Students complained that the rector, ’Malijane Kaloko, was aware that on March 10 -13 the college would host the interuniversity games but she decided to book the facilities for the Moafrika Cultural Festival on the same dates.
What angered the students more were allegations that Moafrika FM owner, Ratabane Ramainoane’s political connections had influenced Kaloko’s decision.
Students who spoke to the Sunday Express on condition of anonymity said Kaloko announced at a meeting with the Student Representative Council (SRC) on Thursday that she had been instructed by the trade ministry principal secretary to book the grounds for Moafrika Cultural Festival.
The trade ministry runs the co-operatives’ college.
The students said the SRC was told that Ramainoane went to Trade Minister Leketekete Ketso’s office and also met principal secretary Teleko Ramots’oari who allegedly instructed Kaloko to avail the school grounds for the festival.
They said Kaloko also told them that Ramainoane came to her office accompanied by a man who introduced himself as a Member of Parliament.
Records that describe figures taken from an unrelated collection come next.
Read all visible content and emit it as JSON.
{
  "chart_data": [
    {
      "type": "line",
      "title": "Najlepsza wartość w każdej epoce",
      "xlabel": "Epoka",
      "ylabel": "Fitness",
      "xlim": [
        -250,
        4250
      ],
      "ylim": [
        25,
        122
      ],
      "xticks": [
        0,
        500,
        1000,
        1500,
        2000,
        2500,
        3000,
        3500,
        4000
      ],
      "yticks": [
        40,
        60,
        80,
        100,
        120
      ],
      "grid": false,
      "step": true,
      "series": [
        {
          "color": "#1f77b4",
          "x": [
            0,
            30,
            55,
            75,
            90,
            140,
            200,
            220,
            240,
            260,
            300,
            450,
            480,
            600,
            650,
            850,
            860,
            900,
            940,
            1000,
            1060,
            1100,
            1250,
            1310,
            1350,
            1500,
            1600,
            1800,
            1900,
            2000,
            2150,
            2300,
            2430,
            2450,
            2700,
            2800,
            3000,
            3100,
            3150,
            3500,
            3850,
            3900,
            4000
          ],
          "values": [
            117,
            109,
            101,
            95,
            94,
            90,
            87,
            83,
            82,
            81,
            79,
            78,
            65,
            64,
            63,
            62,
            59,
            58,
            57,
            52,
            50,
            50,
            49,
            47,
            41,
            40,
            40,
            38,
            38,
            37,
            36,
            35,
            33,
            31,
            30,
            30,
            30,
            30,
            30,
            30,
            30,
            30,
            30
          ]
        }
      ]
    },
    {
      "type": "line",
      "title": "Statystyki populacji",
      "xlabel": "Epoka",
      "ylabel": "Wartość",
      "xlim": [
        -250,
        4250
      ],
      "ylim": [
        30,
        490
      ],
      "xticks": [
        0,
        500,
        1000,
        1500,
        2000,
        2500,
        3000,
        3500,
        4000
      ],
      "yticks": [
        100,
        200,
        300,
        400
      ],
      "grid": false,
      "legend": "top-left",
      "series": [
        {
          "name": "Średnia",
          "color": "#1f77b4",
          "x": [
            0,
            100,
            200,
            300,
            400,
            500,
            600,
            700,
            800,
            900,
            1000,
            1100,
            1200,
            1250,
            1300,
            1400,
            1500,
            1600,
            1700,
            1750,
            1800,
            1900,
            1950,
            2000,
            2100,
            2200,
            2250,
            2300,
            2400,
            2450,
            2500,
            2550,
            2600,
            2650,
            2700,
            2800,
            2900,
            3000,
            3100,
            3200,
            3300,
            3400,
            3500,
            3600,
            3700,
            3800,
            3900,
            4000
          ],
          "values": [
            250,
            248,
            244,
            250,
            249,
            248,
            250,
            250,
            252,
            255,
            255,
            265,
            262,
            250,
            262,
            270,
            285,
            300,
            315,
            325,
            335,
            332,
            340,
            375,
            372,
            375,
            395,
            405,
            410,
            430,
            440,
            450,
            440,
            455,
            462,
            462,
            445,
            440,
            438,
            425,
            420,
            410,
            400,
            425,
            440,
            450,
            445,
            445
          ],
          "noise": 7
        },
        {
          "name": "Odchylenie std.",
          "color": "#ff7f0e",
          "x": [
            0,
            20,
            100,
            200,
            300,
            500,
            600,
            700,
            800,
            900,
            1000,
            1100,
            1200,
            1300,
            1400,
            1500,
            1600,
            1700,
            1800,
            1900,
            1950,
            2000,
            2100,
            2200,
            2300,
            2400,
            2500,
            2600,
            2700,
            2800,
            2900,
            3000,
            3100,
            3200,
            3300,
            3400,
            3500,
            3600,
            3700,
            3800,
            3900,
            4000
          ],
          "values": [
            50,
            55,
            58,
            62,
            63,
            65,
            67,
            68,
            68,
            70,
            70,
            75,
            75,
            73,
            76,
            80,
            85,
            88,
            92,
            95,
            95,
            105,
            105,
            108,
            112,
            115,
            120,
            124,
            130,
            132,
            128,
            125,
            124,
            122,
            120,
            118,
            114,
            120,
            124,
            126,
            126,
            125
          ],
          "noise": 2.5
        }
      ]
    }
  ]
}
The SRC spokesman, Seitlheko Mokhethi, confirmed that Kaloko said she was instructed by her bosses to book the playing facilities for Moafrika Cultural Festival.
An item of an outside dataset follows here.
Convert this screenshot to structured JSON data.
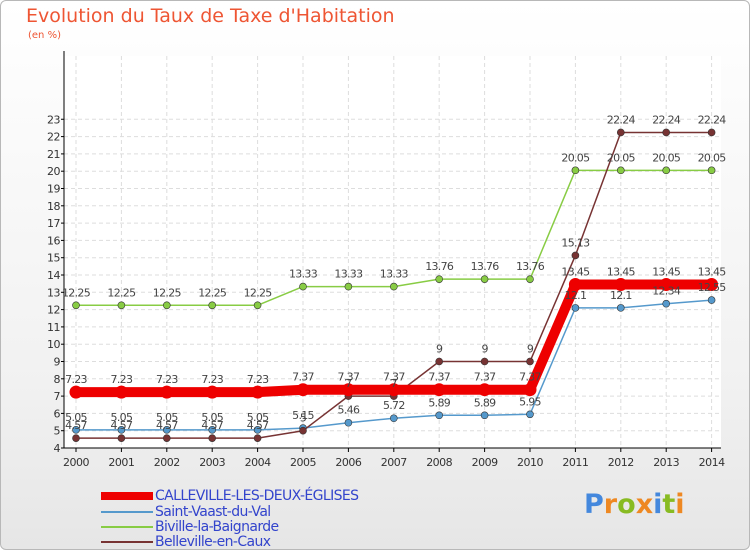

“The director told the SRC that she had been instructed by her superiors to give the grounds to Moafrika,” Mokhethi said.
The SRC on Friday went to the commissioner of co-operatives, ’Maphamoli Lekoetje, who is Kaloko’s immediate boss, to complain.
Mokhethi said the SRC wanted Lekoetje to order Kaloko to reverse her decision.
Lekoetje told the Sunday Express that she too was given an impression that Ramots’oari had ordered Kaloko to ignore the students’ booking and give preference to the Moafrika Cultural Festival.
She however said her investigations had revealed that Ramots’oari had nothing to do with Kakolo’s decision.
“However my investigations have revealed that there was no such instruction from the principal secretary,” Lekoetje said.
“We are yet to hold a meeting with the college management to reach a solution to this problem,” she said.
Ramots’oari denied that he had instructed Kaloko to book the college facilities for the Moafrika festival.
“I am not involved in the running of the college and therefore I cannot go around issuing orders to its staff or management,” Ramots’oari said.
However, Kaloko is adamant that Ramainoane approached her office in the company of a man who claimed that he was a member of parliament.
“They told me that they were from the minister’s office although they did not meet him because he was in a meeting,” Kaloko said.
“They said they were also from the principal secretary and he had instructed that they should be given the grounds and the hall,” she said.
Kaloko also said the students and Moafrika had only booked verbally on different dates and at the time when Moafrika brought its written application she had forgotten about the students’ intervarsity games.
“This thing was confusing because both parties made verbal bookings and I could not remember the dates for their respective events.”
Ramainoane however denied that he approached Kaloko’s office accompanied by an MP.
He also said he had never sought Ramots’oari’s support to lobby for the acquisition of the college facilities.
“The bookings were made by ’Mapoloko Namane who is preparing the festival for us and I was never directly involved in applying for the school facilities,” Ramainoane said.
“I only went there when I was going to pay solely because ’Mapoloko was not present on that day and I never discussed the availability or unavailability of the facilities with anyone, which would require me to acquire support from the authorities upon learning that someone had booked ahead of me,” he said.
Kaloko said they hoped to reach a solution to the dispute by tomorrow.